Advocates of allowing drug imports, led by Sen. Byron Dorgan, D-N.D., won a 63-28 procedural vote Thursday to allow full debate on their amendment.

As a result, instead of an expected vote to approve revamping the drug-safety system, the Senate put off action until next week and set off new political skirmishing

Pharmaceutical companies -- whose user fees now pay about half the cost of reviewing new drugs -- are determined to stop the import bill.

The industry has powerful leverage. Before the import measure was put forward, it had agreed to support higher user fees to cover most of the cost for improving the drug-safety system. That agreement may now be in jeopardy.

President Bush's advisers have threatened to recommend a veto of the FDA safety and funding bill if the import language remains. Senate Republicans have scrambled to line up support for an amendment that would effectively undo Dorgan's proposal.

The fast-moving developments have put consumer groups in a quandary.
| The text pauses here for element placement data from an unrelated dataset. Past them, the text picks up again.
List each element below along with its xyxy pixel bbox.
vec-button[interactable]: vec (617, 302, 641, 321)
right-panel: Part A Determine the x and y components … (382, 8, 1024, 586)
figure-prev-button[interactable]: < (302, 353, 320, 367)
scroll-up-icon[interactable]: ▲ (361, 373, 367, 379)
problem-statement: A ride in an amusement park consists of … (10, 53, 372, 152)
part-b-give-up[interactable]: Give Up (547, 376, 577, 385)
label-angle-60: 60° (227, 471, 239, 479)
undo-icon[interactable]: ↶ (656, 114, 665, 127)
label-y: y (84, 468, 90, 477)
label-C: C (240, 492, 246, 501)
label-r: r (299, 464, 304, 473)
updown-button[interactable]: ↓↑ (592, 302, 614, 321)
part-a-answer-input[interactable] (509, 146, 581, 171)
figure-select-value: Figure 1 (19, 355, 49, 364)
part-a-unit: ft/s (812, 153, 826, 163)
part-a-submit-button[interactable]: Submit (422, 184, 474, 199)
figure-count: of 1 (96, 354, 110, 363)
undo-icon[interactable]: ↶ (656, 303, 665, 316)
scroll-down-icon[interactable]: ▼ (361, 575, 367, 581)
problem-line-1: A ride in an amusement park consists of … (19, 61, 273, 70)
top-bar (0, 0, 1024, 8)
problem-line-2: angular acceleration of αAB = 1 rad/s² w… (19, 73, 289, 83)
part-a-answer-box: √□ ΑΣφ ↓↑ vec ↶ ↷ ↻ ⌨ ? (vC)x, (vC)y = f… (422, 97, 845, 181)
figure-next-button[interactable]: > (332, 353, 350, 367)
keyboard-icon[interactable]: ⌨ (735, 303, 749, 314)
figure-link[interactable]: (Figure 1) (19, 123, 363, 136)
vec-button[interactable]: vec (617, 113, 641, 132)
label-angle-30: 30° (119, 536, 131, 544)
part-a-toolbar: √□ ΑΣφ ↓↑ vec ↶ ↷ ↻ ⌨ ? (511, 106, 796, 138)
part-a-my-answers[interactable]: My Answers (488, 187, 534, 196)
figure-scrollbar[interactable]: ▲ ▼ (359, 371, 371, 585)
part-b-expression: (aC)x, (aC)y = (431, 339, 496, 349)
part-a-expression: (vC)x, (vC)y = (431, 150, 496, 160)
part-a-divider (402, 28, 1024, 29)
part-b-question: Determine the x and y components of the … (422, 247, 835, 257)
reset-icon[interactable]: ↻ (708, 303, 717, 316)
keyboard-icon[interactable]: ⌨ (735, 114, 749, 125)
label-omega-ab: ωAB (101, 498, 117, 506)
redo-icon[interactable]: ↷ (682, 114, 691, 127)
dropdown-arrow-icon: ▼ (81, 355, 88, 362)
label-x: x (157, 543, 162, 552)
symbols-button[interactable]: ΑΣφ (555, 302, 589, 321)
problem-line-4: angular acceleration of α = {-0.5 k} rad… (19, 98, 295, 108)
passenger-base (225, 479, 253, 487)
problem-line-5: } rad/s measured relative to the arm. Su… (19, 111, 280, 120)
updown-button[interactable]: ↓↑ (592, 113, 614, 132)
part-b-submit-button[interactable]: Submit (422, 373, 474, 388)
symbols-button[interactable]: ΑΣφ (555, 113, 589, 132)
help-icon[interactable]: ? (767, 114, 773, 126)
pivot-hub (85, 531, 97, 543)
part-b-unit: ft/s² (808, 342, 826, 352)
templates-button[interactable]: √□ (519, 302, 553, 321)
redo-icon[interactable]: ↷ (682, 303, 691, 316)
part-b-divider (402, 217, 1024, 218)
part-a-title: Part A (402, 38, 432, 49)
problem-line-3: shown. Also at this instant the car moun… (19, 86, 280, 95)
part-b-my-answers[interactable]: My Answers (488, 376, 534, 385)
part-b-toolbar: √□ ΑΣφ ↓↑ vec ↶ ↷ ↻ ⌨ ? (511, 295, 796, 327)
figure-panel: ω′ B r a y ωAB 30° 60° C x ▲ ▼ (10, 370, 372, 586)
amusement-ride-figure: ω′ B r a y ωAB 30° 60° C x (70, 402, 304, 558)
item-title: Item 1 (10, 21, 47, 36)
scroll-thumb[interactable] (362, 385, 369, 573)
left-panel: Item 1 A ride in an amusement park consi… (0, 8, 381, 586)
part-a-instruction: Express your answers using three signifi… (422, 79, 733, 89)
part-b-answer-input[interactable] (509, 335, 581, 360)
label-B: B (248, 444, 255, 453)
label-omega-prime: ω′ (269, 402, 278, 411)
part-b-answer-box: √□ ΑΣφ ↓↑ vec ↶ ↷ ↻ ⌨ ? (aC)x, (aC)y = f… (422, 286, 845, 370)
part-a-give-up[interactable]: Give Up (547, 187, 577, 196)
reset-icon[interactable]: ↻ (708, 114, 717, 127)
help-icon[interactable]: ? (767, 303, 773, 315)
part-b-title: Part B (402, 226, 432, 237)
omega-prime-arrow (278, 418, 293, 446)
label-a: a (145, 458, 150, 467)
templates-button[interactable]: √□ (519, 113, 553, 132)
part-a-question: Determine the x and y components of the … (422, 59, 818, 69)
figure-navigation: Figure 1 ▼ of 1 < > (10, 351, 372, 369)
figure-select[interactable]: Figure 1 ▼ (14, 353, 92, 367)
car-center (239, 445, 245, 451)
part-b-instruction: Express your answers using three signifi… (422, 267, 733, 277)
Advocates back both a stronger safety system and freer access to medications from abroad.

"It's going to be a long summer," said William Vaughan, a health-policy analyst for Consumers Union, publisher of Consumer Reports. "This could be like the Iraq situation. If we get a veto, then somebody has to blink."

Without a new user-fee bill by the time Congress takes its summer break, the FDA would have to start issuing layoff notices to 2,000 employees, including hundreds of senior-level scientists, physicians and statisticians in its new drugs office.

Dorgan said he was not trying to undermine the safety legislation, but merely to secure the benefits of free trade for U.S. patients, many of whom have no health insurance and must pay retail prices for medications.

"Why should American consumers pay the highest prices in the world?" Dorgan asked during debate on the Senate floor.

Opponents of his bill say lifting import restrictions could result in an avalanche of counterfeit pills, an argument also made by the pharmaceutical companies.

"Allowing the importation of drugs outside the current safety system would pose an immediate and significant risk to the public health in the United States," Health and Human Services Secretary Michael Leavitt said.

The broader FDA funding bill calls for $478 million in industry user fees next year, rising to $841 million in 2012. Of the allocation for 2008, more than $70 million would be used to revamp the FDA's safety system.

The bill would create a new computerized network to scan medical insurance and pharmacy records for signs of trouble with approved drugs, and would significantly bolster the FDA's authority to require that drug companies take steps to protect patients when problems arise.

The House has not yet acted on its version of the legislation.